Germany, which implemented its first Feed Law in 1990, is now the global leader in solar cell manufacturing, surpassing Japan in 2007. The country produced an estimated 1,063 MW in 2007. PVs now meet about 1 percent of Germany's electricity demand; a share that some analysts expect could reach 25 percent by 2050.
Spain ranked second after Germany for total installations in 2007, but accounts for only an estimated 3 percent of global production. As in Germany, the Spanish market is being driven by a strong guaranteed price for PV electricity.
In March 2005, The People's Republic of China passed its own comprehensive renewable energy law, which included tariff provisions. China raced past the United States for PV cell manufacturing in 2006 to place third globally, and it now ranks second only to Japan for national production. Over the past two years, China's PV production has increased more than six-fold, to 820 MW in 2007.
Studies show that REFIT laws are more economical for encouraging the growth of renewable energy than are RPS mandates. Feed-in tariffs marginally increase the cost of electricity to consumers as renewable electricity capacity expands. In most cases, the costs are shared by all ratepayers as a per kWh surcharge. In Germany, the massive expansion of renewable capacity has cost average ratepayers less than $2.00 per month, according to a Minnesota renewable energy policy brief, January 2008.

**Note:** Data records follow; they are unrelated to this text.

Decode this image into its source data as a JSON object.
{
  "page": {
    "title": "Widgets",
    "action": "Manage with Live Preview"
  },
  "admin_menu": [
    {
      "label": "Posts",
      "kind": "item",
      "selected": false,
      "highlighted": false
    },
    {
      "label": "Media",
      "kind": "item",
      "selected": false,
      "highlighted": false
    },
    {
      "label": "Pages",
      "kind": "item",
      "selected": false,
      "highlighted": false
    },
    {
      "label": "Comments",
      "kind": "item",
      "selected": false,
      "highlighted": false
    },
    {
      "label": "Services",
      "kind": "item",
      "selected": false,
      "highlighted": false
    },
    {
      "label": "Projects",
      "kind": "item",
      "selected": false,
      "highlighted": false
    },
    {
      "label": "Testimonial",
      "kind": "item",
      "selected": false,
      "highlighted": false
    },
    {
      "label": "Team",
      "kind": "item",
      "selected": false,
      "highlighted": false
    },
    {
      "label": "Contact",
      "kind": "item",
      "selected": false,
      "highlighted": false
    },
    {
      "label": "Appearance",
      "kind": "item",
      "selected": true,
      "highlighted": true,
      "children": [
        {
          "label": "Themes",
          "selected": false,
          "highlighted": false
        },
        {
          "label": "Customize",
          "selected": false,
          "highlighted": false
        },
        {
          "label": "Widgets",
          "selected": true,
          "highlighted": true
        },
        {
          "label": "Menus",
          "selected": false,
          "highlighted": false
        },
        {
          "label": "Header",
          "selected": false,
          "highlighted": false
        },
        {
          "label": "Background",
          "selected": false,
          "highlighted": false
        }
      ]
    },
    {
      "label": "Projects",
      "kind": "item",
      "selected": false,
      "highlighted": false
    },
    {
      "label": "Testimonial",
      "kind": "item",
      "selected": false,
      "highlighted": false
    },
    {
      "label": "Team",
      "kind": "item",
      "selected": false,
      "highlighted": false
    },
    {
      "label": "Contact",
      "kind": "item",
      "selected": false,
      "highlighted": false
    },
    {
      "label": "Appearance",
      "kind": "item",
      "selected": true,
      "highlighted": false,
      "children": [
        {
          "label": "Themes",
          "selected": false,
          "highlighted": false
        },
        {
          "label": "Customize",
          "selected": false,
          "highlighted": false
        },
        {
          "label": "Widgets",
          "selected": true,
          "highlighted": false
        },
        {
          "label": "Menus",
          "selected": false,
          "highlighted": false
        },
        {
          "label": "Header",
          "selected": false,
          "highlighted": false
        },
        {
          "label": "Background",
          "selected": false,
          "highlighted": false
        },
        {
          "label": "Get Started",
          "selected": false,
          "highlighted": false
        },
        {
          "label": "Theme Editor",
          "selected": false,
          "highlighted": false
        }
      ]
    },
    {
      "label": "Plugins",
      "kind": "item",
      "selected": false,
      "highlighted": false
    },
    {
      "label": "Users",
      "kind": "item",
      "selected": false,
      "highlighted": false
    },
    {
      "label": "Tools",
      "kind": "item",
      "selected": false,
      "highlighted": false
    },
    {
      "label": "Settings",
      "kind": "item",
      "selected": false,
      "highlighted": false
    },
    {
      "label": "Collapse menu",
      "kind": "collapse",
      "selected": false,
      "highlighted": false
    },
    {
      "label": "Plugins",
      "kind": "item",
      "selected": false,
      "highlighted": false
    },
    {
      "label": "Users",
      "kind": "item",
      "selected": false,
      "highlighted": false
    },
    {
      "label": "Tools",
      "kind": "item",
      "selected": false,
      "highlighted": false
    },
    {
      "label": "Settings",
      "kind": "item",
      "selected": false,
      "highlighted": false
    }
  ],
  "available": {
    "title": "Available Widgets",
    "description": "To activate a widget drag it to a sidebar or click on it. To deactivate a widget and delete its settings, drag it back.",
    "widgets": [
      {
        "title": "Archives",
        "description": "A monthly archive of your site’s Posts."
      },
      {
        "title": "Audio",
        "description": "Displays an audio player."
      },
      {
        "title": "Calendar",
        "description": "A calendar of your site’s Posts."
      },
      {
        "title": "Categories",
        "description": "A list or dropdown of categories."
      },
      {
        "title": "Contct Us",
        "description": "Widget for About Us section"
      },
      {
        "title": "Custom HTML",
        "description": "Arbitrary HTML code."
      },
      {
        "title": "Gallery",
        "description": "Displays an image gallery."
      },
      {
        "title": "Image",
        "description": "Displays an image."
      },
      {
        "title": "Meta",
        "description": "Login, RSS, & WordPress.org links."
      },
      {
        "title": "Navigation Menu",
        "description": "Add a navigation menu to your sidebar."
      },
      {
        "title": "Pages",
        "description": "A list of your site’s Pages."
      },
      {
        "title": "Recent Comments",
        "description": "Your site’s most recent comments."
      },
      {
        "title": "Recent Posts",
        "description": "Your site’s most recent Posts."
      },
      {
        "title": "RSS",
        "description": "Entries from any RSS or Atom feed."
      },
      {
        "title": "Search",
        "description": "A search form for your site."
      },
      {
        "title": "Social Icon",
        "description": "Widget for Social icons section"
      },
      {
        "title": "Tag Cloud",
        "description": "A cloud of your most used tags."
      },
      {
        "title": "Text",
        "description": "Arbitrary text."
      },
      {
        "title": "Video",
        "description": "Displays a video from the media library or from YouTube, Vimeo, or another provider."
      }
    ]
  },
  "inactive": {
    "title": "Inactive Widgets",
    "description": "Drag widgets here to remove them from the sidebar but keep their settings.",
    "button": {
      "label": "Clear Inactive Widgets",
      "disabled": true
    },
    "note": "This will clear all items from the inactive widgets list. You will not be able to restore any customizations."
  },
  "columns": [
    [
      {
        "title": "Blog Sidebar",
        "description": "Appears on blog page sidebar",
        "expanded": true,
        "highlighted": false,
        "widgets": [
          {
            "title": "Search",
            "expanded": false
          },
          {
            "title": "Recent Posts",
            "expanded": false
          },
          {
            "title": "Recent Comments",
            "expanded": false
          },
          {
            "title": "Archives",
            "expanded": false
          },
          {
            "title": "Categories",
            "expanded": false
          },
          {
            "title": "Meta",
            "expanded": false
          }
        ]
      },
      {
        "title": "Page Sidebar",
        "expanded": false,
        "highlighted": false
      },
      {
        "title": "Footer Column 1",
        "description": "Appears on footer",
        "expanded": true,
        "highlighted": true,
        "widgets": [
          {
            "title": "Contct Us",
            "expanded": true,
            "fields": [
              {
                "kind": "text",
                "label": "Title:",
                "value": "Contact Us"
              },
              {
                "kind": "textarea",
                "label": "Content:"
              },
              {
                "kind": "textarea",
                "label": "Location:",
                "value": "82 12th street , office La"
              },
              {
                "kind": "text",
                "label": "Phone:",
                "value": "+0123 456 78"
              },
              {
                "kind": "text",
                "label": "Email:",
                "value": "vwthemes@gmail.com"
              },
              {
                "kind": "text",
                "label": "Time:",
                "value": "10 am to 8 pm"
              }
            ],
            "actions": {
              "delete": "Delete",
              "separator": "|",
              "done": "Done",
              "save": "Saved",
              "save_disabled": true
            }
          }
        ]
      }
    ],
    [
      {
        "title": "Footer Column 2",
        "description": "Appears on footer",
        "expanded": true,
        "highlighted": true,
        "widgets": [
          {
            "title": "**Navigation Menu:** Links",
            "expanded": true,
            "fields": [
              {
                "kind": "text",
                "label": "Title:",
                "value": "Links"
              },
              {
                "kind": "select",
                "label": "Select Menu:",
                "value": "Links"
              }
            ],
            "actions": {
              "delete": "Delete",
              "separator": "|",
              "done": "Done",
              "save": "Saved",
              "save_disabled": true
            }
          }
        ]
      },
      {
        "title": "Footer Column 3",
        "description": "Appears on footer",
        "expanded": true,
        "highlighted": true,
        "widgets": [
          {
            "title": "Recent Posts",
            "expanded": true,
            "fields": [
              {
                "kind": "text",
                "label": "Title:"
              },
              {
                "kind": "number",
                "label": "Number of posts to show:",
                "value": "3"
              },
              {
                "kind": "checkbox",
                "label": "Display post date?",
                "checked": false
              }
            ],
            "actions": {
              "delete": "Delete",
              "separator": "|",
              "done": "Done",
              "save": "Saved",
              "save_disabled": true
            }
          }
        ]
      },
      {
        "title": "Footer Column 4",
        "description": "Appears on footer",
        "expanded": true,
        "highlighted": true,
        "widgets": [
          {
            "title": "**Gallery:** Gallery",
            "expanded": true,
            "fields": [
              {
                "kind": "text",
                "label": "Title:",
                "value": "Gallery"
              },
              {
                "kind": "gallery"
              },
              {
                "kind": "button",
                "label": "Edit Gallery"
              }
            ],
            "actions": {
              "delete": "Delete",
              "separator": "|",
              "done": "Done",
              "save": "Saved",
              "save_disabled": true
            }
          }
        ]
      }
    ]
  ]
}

The International Solar Energy Society (ISES), a non-profit global NGO, at its spring 2008 board of directors meeting voted to endorse feed-in tariffs, calling REFITs "the world's most successful renewable energy policy tool." The action was noted on ISES' web site on May 5, 2008.
California became the first state in the U.S. to introduce a REFIT policy. On February 14, 2008, the California Public Utilities Commission made new feed-in tariffs available for the purchase of up to 480 MW of renewable generating capacity from small facilities throughout the state.